Rare disease AI promises progress, but the evidence gap is still the bottleneck
Open Access Government asks whether AI can live up to its promises for rare diseases, where data scarcity and fragmented care have long constrained diagnosis and treatment. The central challenge is not model ambition, but proof in low-volume, high-variability conditions.
Rare diseases are one of the clearest use cases for AI because the clinical problem is obvious: too few cases, too much complexity, and too much time lost to diagnostic odysseys. In theory, machine learning can help surface patterns humans miss, connect scattered records, and accelerate matching to trials or specialists.
But rare disease care also exposes AI’s hardest limitation: most systems learn from abundant examples, while rare diseases are defined by the opposite. That means performance claims can be fragile, especially when models are trained on proxy labels, incomplete phenotypes, or data from a handful of academic centers.
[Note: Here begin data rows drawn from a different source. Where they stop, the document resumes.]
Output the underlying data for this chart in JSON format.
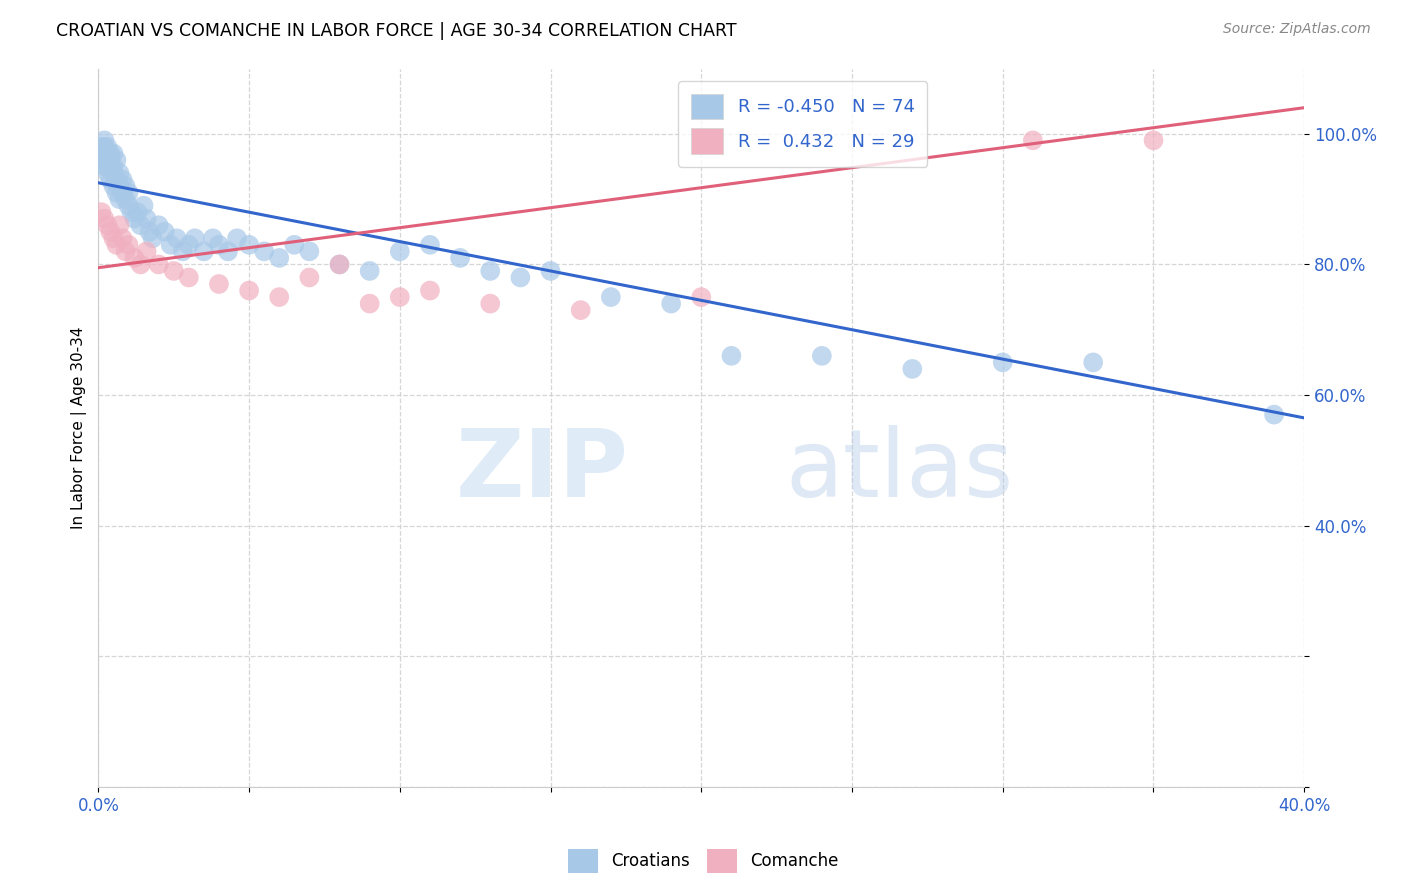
{
  "title": "CROATIAN VS COMANCHE IN LABOR FORCE | AGE 30-34 CORRELATION CHART",
  "source": "Source: ZipAtlas.com",
  "ylabel_label": "In Labor Force | Age 30-34",
  "watermark_zip": "ZIP",
  "watermark_atlas": "atlas",
  "x_min": 0.0,
  "x_max": 0.4,
  "y_min": 0.0,
  "y_max": 1.1,
  "croatian_R": -0.45,
  "croatian_N": 74,
  "comanche_R": 0.432,
  "comanche_N": 29,
  "blue_color": "#a8c8e8",
  "blue_line_color": "#3366cc",
  "pink_color": "#f0b0c0",
  "pink_line_color": "#e0607a",
  "blue_line_x": [
    0.0,
    0.4
  ],
  "blue_line_y": [
    0.925,
    0.565
  ],
  "pink_line_x": [
    0.0,
    0.4
  ],
  "pink_line_y": [
    0.795,
    1.04
  ],
  "croatian_x": [
    0.001,
    0.001,
    0.001,
    0.002,
    0.002,
    0.002,
    0.002,
    0.002,
    0.003,
    0.003,
    0.003,
    0.003,
    0.003,
    0.004,
    0.004,
    0.004,
    0.004,
    0.005,
    0.005,
    0.005,
    0.005,
    0.006,
    0.006,
    0.006,
    0.007,
    0.007,
    0.007,
    0.008,
    0.008,
    0.009,
    0.009,
    0.01,
    0.01,
    0.011,
    0.012,
    0.013,
    0.014,
    0.015,
    0.016,
    0.017,
    0.018,
    0.02,
    0.022,
    0.024,
    0.026,
    0.028,
    0.03,
    0.032,
    0.035,
    0.038,
    0.04,
    0.043,
    0.046,
    0.05,
    0.055,
    0.06,
    0.065,
    0.07,
    0.08,
    0.09,
    0.1,
    0.11,
    0.12,
    0.13,
    0.14,
    0.15,
    0.17,
    0.19,
    0.21,
    0.24,
    0.27,
    0.3,
    0.33,
    0.39
  ],
  "croatian_y": [
    0.96,
    0.97,
    0.98,
    0.95,
    0.96,
    0.97,
    0.98,
    0.99,
    0.94,
    0.95,
    0.96,
    0.97,
    0.98,
    0.93,
    0.95,
    0.96,
    0.97,
    0.92,
    0.94,
    0.95,
    0.97,
    0.91,
    0.93,
    0.96,
    0.9,
    0.92,
    0.94,
    0.91,
    0.93,
    0.9,
    0.92,
    0.89,
    0.91,
    0.88,
    0.87,
    0.88,
    0.86,
    0.89,
    0.87,
    0.85,
    0.84,
    0.86,
    0.85,
    0.83,
    0.84,
    0.82,
    0.83,
    0.84,
    0.82,
    0.84,
    0.83,
    0.82,
    0.84,
    0.83,
    0.82,
    0.81,
    0.83,
    0.82,
    0.8,
    0.79,
    0.82,
    0.83,
    0.81,
    0.79,
    0.78,
    0.79,
    0.75,
    0.74,
    0.66,
    0.66,
    0.64,
    0.65,
    0.65,
    0.57
  ],
  "comanche_x": [
    0.001,
    0.002,
    0.003,
    0.004,
    0.005,
    0.006,
    0.007,
    0.008,
    0.009,
    0.01,
    0.012,
    0.014,
    0.016,
    0.02,
    0.025,
    0.03,
    0.04,
    0.05,
    0.06,
    0.07,
    0.08,
    0.09,
    0.1,
    0.11,
    0.13,
    0.16,
    0.2,
    0.31,
    0.35
  ],
  "comanche_y": [
    0.88,
    0.87,
    0.86,
    0.85,
    0.84,
    0.83,
    0.86,
    0.84,
    0.82,
    0.83,
    0.81,
    0.8,
    0.82,
    0.8,
    0.79,
    0.78,
    0.77,
    0.76,
    0.75,
    0.78,
    0.8,
    0.74,
    0.75,
    0.76,
    0.74,
    0.73,
    0.75,
    0.99,
    0.99
  ]
}
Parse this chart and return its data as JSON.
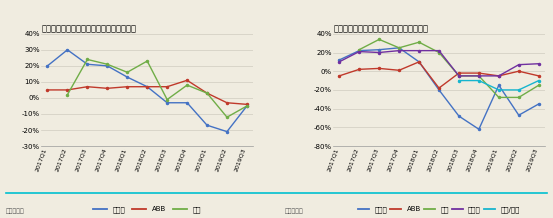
{
  "title_left": "图表：自动化巨头机器人收入增速边际改善",
  "title_right": "图表：自动化巨头中国区收入增速边际改善",
  "source": "来源：彭博",
  "x_labels": [
    "2017Q1",
    "2017Q2",
    "2017Q3",
    "2017Q4",
    "2018Q1",
    "2018Q2",
    "2018Q3",
    "2018Q4",
    "2019Q1",
    "2019Q2",
    "2019Q3"
  ],
  "left_fanuc": [
    20,
    30,
    21,
    20,
    13,
    7,
    -3,
    -3,
    -17,
    -21,
    -5
  ],
  "left_abb": [
    5,
    5,
    7,
    6,
    7,
    7,
    7,
    11,
    3,
    -3,
    -4
  ],
  "left_yaskawa": [
    null,
    2,
    24,
    21,
    16,
    23,
    -1,
    8,
    3,
    -12,
    -5
  ],
  "right_fanuc": [
    12,
    22,
    23,
    25,
    10,
    -20,
    -48,
    -62,
    -15,
    -47,
    -35
  ],
  "right_abb": [
    -5,
    2,
    3,
    1,
    10,
    -18,
    -2,
    -2,
    -5,
    0,
    -5
  ],
  "right_yaskawa": [
    null,
    23,
    34,
    25,
    31,
    20,
    -5,
    -5,
    -28,
    -28,
    -15
  ],
  "right_nidec": [
    10,
    21,
    20,
    22,
    22,
    22,
    -5,
    -5,
    -5,
    7,
    8
  ],
  "right_mitsubishi": [
    null,
    null,
    null,
    null,
    null,
    null,
    -10,
    -10,
    -20,
    -20,
    -10
  ],
  "color_fanuc": "#4472c4",
  "color_abb": "#c0392b",
  "color_yaskawa": "#70ad47",
  "color_nidec": "#7030a0",
  "color_mitsubishi": "#17b5ce",
  "bg_color": "#f0ece0",
  "grid_color": "#d0ccc0",
  "legend_fanuc": "发那科",
  "legend_abb": "ABB",
  "legend_yaskawa": "安川",
  "legend_nidec": "尼得子",
  "legend_mitsubishi": "松下/三菱",
  "ylim_left": [
    -30,
    40
  ],
  "ylim_right": [
    -80,
    40
  ],
  "yticks_left": [
    -30,
    -20,
    -10,
    0,
    10,
    20,
    30,
    40
  ],
  "yticks_right": [
    -80,
    -60,
    -40,
    -20,
    0,
    20,
    40
  ],
  "title_fontsize": 6.0,
  "tick_fontsize": 5.0,
  "legend_fontsize": 5.0
}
The real promise may lie less in diagnosis alone and more in orchestration. AI could help triage patients toward genetic testing, summarize longitudinal records, identify relevant literature, and reduce the burden on families who often become their own care coordinators. Those are meaningful gains even if models never become perfect diagnosticians.
For policymakers and developers, the article serves as a reminder that rare disease AI needs special evaluation standards. Success should be measured not only by accuracy, but by time-to-diagnosis, referral quality, and patient navigation. Without that broader lens, the field risks celebrating elegant demos while missing the everyday realities of rare disease care.